Pupils certainly find being reprimanded for thinking things funny hard to take.
Warm personalised jokes about pupils are good ways of communicating that the teacher knows them well and recognises aspects of their personality.
Respectful banter and gentle teasing can work well, though there is a fine line between this and the cruel comedy of sarcasm that is at the expense of pupils. It's all about laughing with, not at, pupils. At its best, humour builds reciprocity between teacher and pupils and so nurtures trust.
Sitcoms are funniest when we recognise the darker sides of our nature.
Consequently features like pomposity, agitation and aggravation are shared by our favourite characters, such as Basil Fawlty, Hyacinth Bucket, Captain Mainwaring and David Brent. Effective teachers are at the other end of this continuum, confident enough to be able to laugh even at the class mimic's take-off of them.
Class comedy should never be cutting and so needs to be played by different rules from conventional comedy, based as it is on conflict and character flaws. Attempts at humour can backfire when the teacher tries too hard to be a pupil pleaser only to end up the class clown.
Fortunately there is plenty of suitable comic material at the teacher's disposal such as the funny turn of phrase, facial expressions, imaginative use of props, gentle farce, incongruous situations and unexpected conclusions. The subtle art is to milk the joke and make learning enjoyable while keeping the class on task.
Humour works best within good relationships and in turn feeds what Bob Dylan called that "easy camaraderie". It is both a sign and a nutrient of growing relationships. Humour blossoms when people are relaxed with each other and feel safe enough to be themselves. And a teacher who can appreciate classroom humour will be further relaxed through the shared laughter. It is the first thing to go when the teacher is stressed. The paradox is that stressed teachers who would benefit the most find it hard to let go of control and see the funny side.
Humour often involves teachers disclosing small bits of their personal lives and so lets pupils see they are human. Some teachers feel too threatened to "drop their guard" for fear pupils, if given an inch, will take a mile.
Most pupils "know the score", however, and realise that the teacher-pupil relationship demands a certain status differential. In fact, teachers who can share humour appropriately with the class are less likely to have their authority challenged. This is because humour signals that the teacher doesn't take things too seriously and so avoids any sense of superiority.

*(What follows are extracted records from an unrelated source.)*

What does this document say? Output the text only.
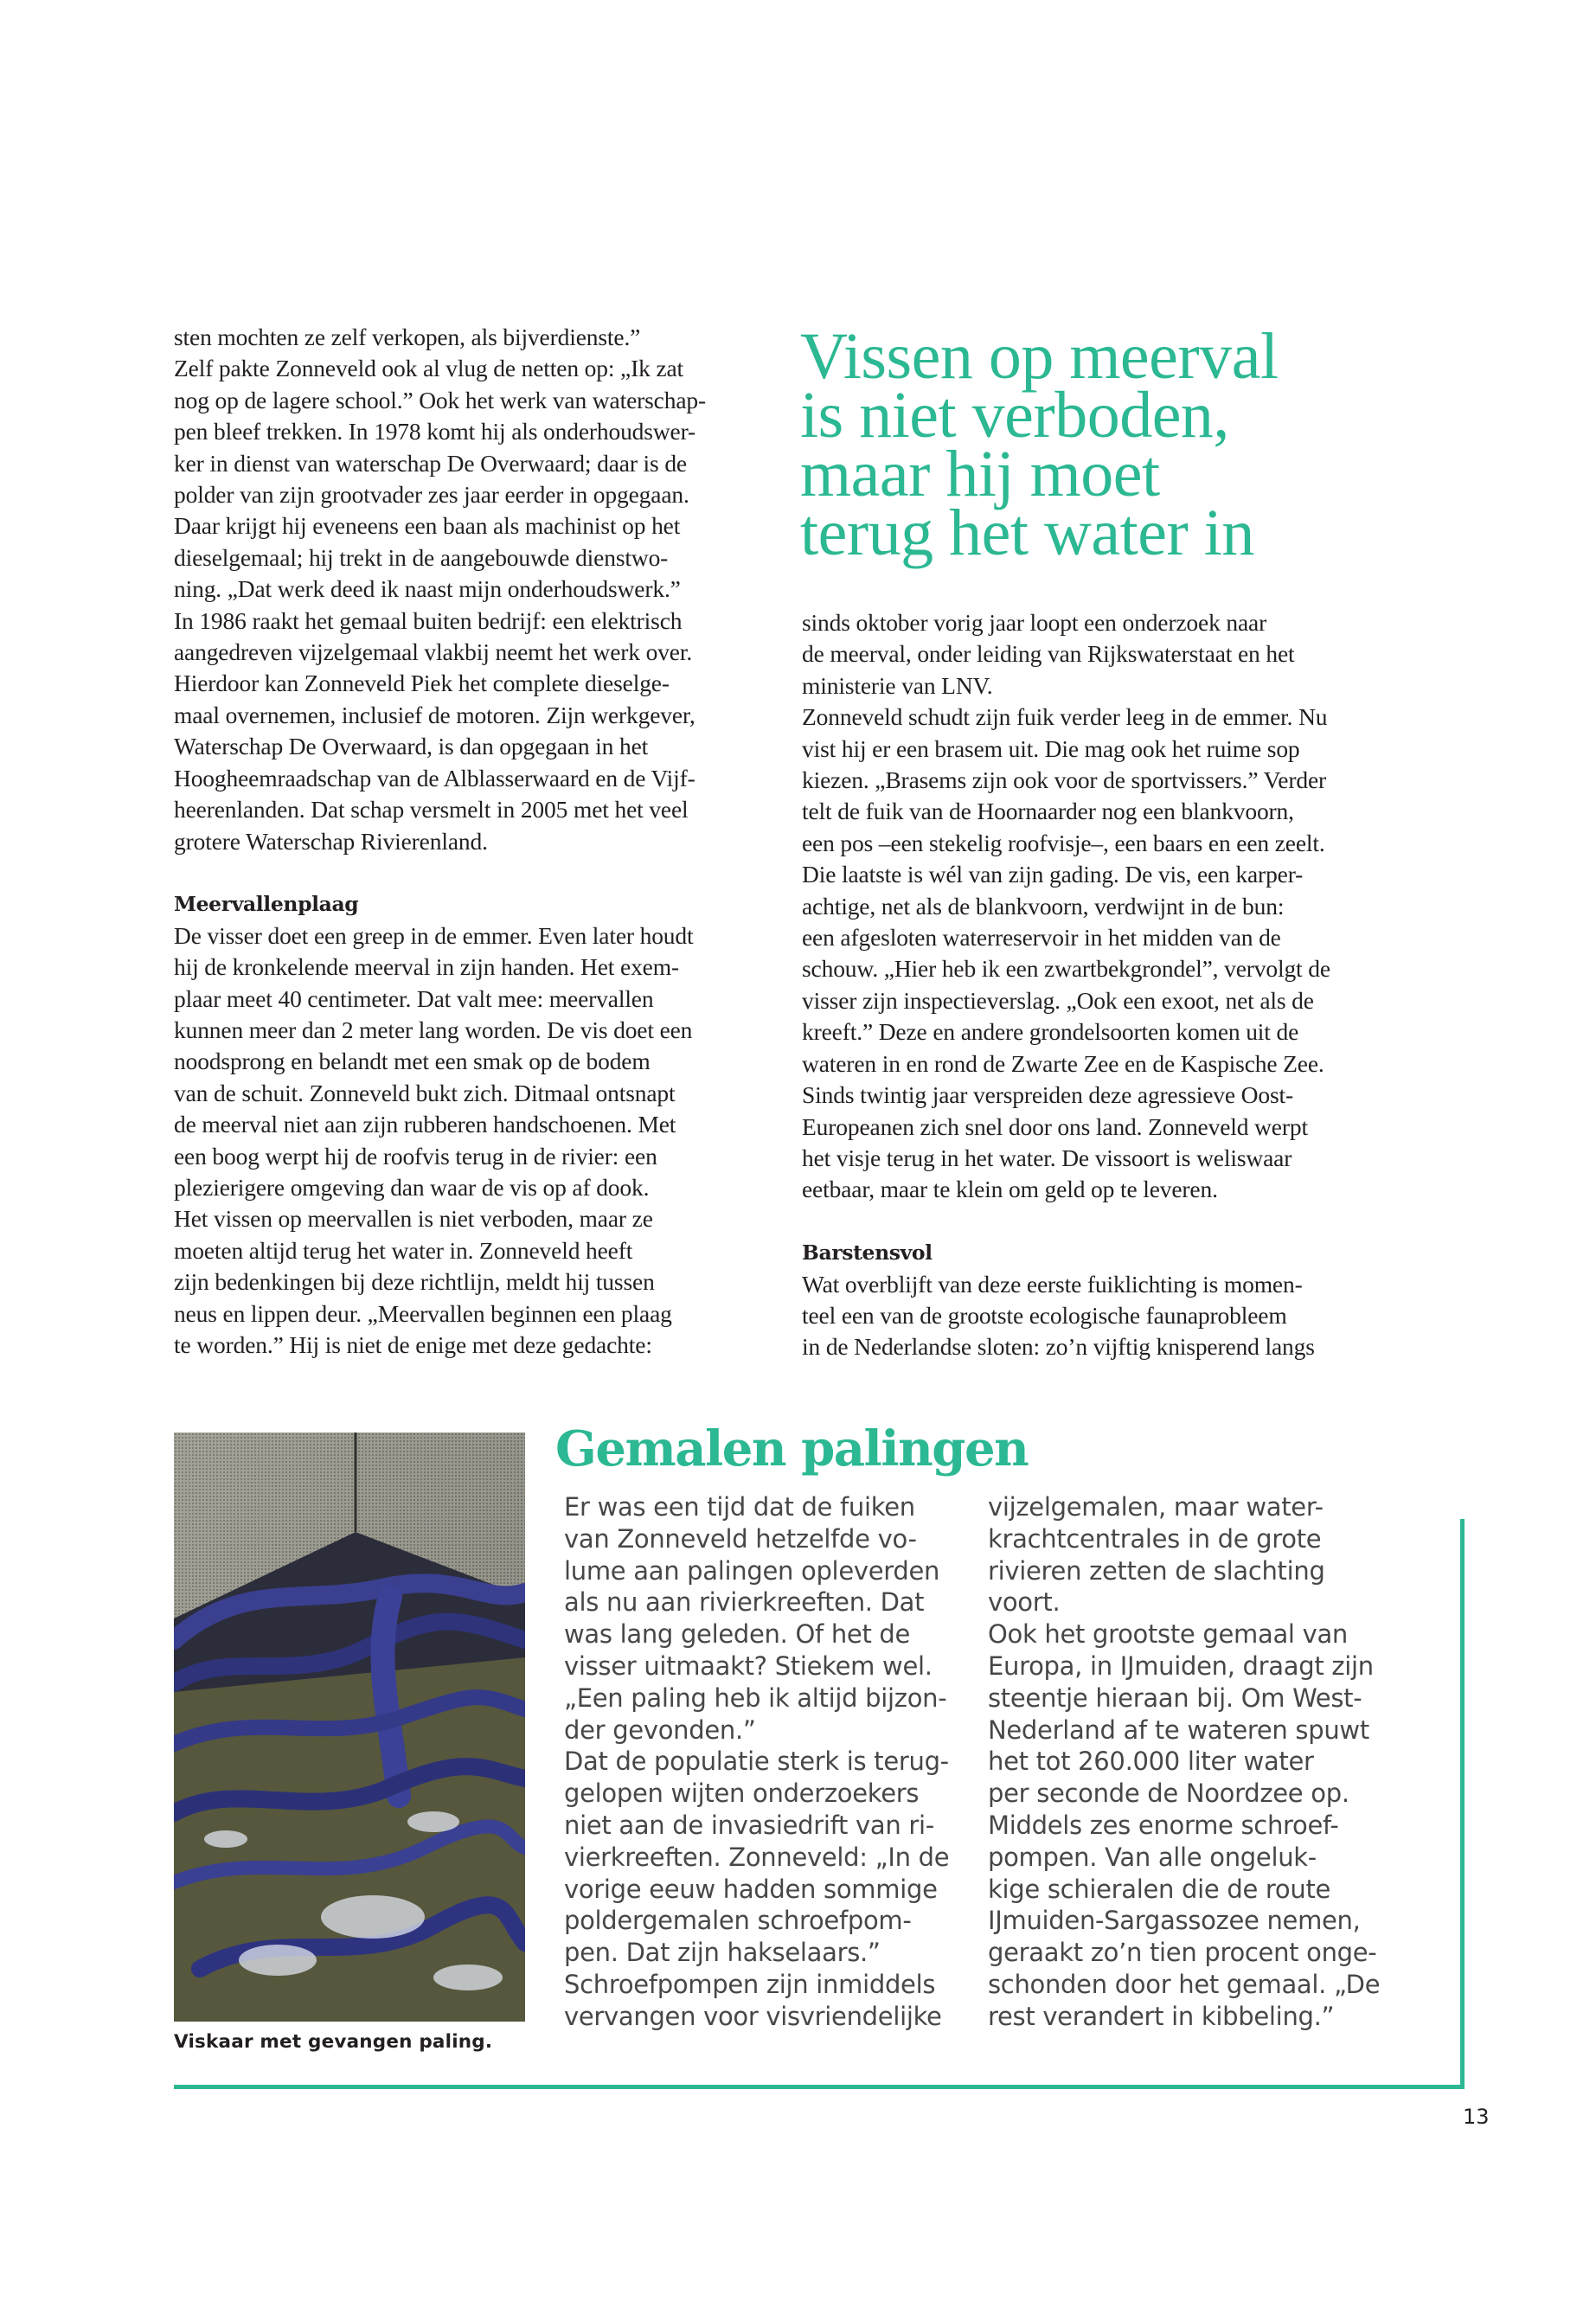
sten mochten ze zelf verkopen, als bijverdienste.”
Zelf pakte Zonneveld ook al vlug de netten op: „Ik zat
nog op de lagere school.” Ook het werk van waterschap-
pen bleef trekken. In 1978 komt hij als onderhoudswer-
ker in dienst van waterschap De Overwaard; daar is de
polder van zijn grootvader zes jaar eerder in opgegaan.
Daar krijgt hij eveneens een baan als machinist op het
dieselgemaal; hij trekt in de aangebouwde dienstwo-
ning. „Dat werk deed ik naast mijn onderhoudswerk.”
In 1986 raakt het gemaal buiten bedrijf: een elektrisch
aangedreven vijzelgemaal vlakbij neemt het werk over.
Hierdoor kan Zonneveld Piek het complete dieselge-
maal overnemen, inclusief de motoren. Zijn werkgever,
Waterschap De Overwaard, is dan opgegaan in het
Hoogheemraadschap van de Alblasserwaard en de Vijf-
heerenlanden. Dat schap versmelt in 2005 met het veel
grotere Waterschap Rivierenland.

Meervallenplaag

De visser doet een greep in de emmer. Even later houdt
hij de kronkelende meerval in zijn handen. Het exem-
plaar meet 40 centimeter. Dat valt mee: meervallen
kunnen meer dan 2 meter lang worden. De vis doet een
noodsprong en belandt met een smak op de bodem
van de schuit. Zonneveld bukt zich. Ditmaal ontsnapt
de meerval niet aan zijn rubberen handschoenen. Met
een boog werpt hij de roofvis terug in de rivier: een
plezierigere omgeving dan waar de vis op af dook.
Het vissen op meervallen is niet verboden, maar ze
moeten altijd terug het water in. Zonneveld heeft
zijn bedenkingen bij deze richtlijn, meldt hij tussen
neus en lippen deur. „Meervallen beginnen een plaag
te worden.” Hij is niet de enige met deze gedachte:

Vissen op meerval
is niet verboden,
maar hij moet
terug het water in

sinds oktober vorig jaar loopt een onderzoek naar
de meerval, onder leiding van Rijkswaterstaat en het
ministerie van LNV.
Zonneveld schudt zijn fuik verder leeg in de emmer. Nu
vist hij er een brasem uit. Die mag ook het ruime sop
kiezen. „Brasems zijn ook voor de sportvissers.” Verder
telt de fuik van de Hoornaarder nog een blankvoorn,
een pos –een stekelig roofvisje–, een baars en een zeelt.
Die laatste is wél van zijn gading. De vis, een karper-
achtige, net als de blankvoorn, verdwijnt in de bun:
een afgesloten waterreservoir in het midden van de
schouw. „Hier heb ik een zwartbekgrondel”, vervolgt de
visser zijn inspectieverslag. „Ook een exoot, net als de
kreeft.” Deze en andere grondelsoorten komen uit de
wateren in en rond de Zwarte Zee en de Kaspische Zee.
Sinds twintig jaar verspreiden deze agressieve Oost-
Europeanen zich snel door ons land. Zonneveld werpt
het visje terug in het water. De vissoort is weliswaar
eetbaar, maar te klein om geld op te leveren.

Barstensvol

Wat overblijft van deze eerste fuiklichting is momen-
teel een van de grootste ecologische faunaprobleem
in de Nederlandse sloten: zo’n vijftig knisperend langs

Viskaar met gevangen paling.
Gemalen palingen
Er was een tijd dat de fuiken
van Zonneveld hetzelfde vo-
lume aan palingen opleverden
als nu aan rivierkreeften. Dat
was lang geleden. Of het de
visser uitmaakt? Stiekem wel.
„Een paling heb ik altijd bijzon-
der gevonden.”
Dat de populatie sterk is terug-
gelopen wijten onderzoekers
niet aan de invasiedrift van ri-
vierkreeften. Zonneveld: „In de
vorige eeuw hadden sommige
poldergemalen schroefpom-
pen. Dat zijn hakselaars.”
Schroefpompen zijn inmiddels
vervangen voor visvriendelijke
vijzelgemalen, maar water-
krachtcentrales in de grote
rivieren zetten de slachting
voort.
Ook het grootste gemaal van
Europa, in IJmuiden, draagt zijn
steentje hieraan bij. Om West-
Nederland af te wateren spuwt
het tot 260.000 liter water
per seconde de Noordzee op.
Middels zes enorme schroef-
pompen. Van alle ongeluk-
kige schieralen die de route
IJmuiden-Sargassozee nemen,
geraakt zo’n tien procent onge-
schonden door het gemaal. „De
rest verandert in kibbeling.”
13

As J K Chesterton said, "angels can fly because they take themselves so lightly".
I can still remember from my schooldays how we intuitively put our teachers through a "pomposity test", such as the chain-smoking Jaguar driver who was asked if he bought his car with Embassy coupons. Classroom humour is important because it conveys so much about the teacher. It indicates whether the teacher is confident and wants to invite pupils into learning or is anxious to control pupils. Most significantly, it communicates what teachers think of themselves in relation to the class.
Where does all this leave the bleak yet still peddled advice to new teachers, "don't smile till Christmas"?
Alan McLean is an educational psychologist in Glasgow.